Sunday, May 20, 2007

Rattle & Hum

We were invited to a bar-b-q / picnic yesterday with some friends at The Paramount Ranch. LA-B and I had never been to the ranch before so we didn't know what we were in for. There's a lot of history in this little ghost town. I got some info from the National Park Service.
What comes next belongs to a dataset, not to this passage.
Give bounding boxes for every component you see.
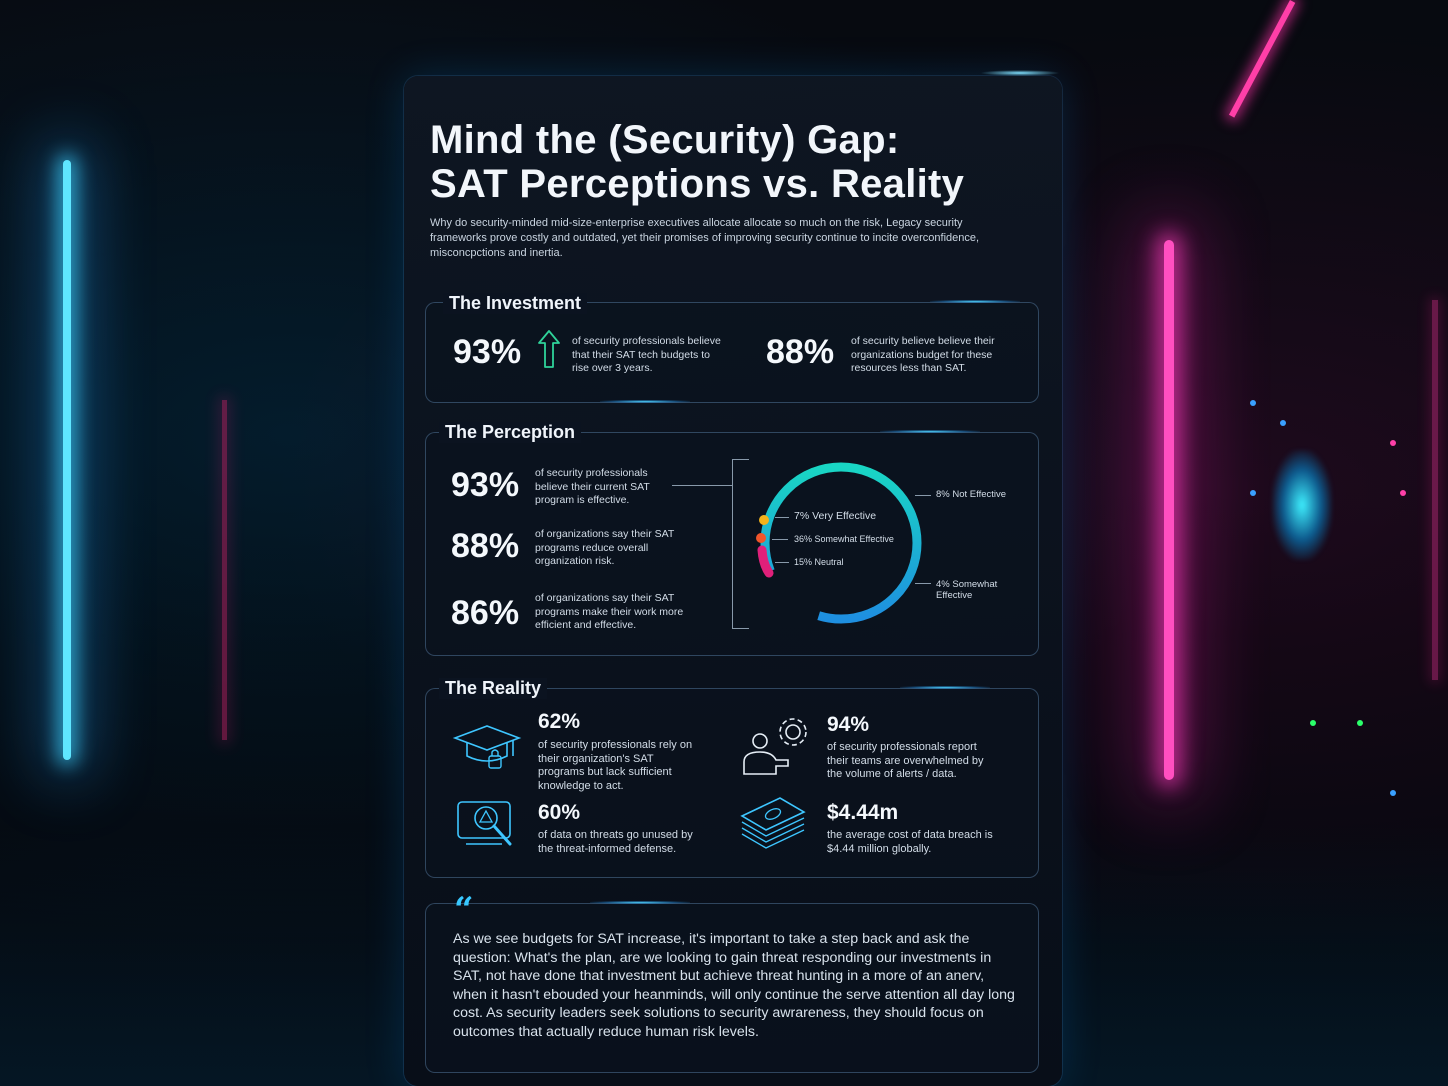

Lights! Camera! Action!...In 1927, Paramount Pictures purchased 2,400 acres of the old Rancho Las Virgenes for use as a “movie ranch.” For 25 years, a veritable who’s who of Hollywood practiced their craft at Paramount Ranch including director Cecil B. Demille and actors Bob Hope, Gary Cooper and Claudette Colbert. The diverse landscape was the real star of the show. It offered film makers the freedom to create distant locales such as colonial Massachusetts in The Maid of Salem, ancient China in The Adventures of Marco Polo, a South Seas island in Ebb Tide (1937) and numerous western locations including San Francisco in Wells Fargo. The art of illusion was mastered on the landscape.

Meanwhile, Back at the Ranch...


The golden era of movie making at Paramount Ranch came to an end ....William Hertz bought the southeast portion in 1953. ... he built a permanent western town ...As a result, television companies began producing westerns at the ranch such as The Cisco Kid and Dick Powell’s Zane Grey Theatre.

From 1991 to 1998, Paramount Ranch was used as the setting for the television show, Dr. Quinn, Medicine Woman.

All fun facts for sure. But I was a bit disappointed as I had never actually seen anything that had been shot at this place. That is until I did a little more research. I found some really good pictures and more interesting facts at this site. The most interesting of which to me is the fact that in the 1976 telepicture Helter Skelter the Paramount stood in for the Spahn Movie Ranch - home to The Manson Family. EeeeeeeeeeeYikes.

So, it's only fitting that I share with you a couple of pictures LA-B took at the ranch with my new camera. They really embody the spirit of the ranch in it's role as the home to a gang of killers.



What you are looking at is a bona fide rattle snake eating a helpless little squirrel!



It was pretty cool and gross all at the same time. It's the closest I think I've ever been to a rattler. We figured it was pretty safe since his venom is in his bite and his mouth was preoccupied at the time.

So, that's how we spent our Saturday afternoon.


1 Comments:

Blogger The Editor said...

You've got my black snake story beat!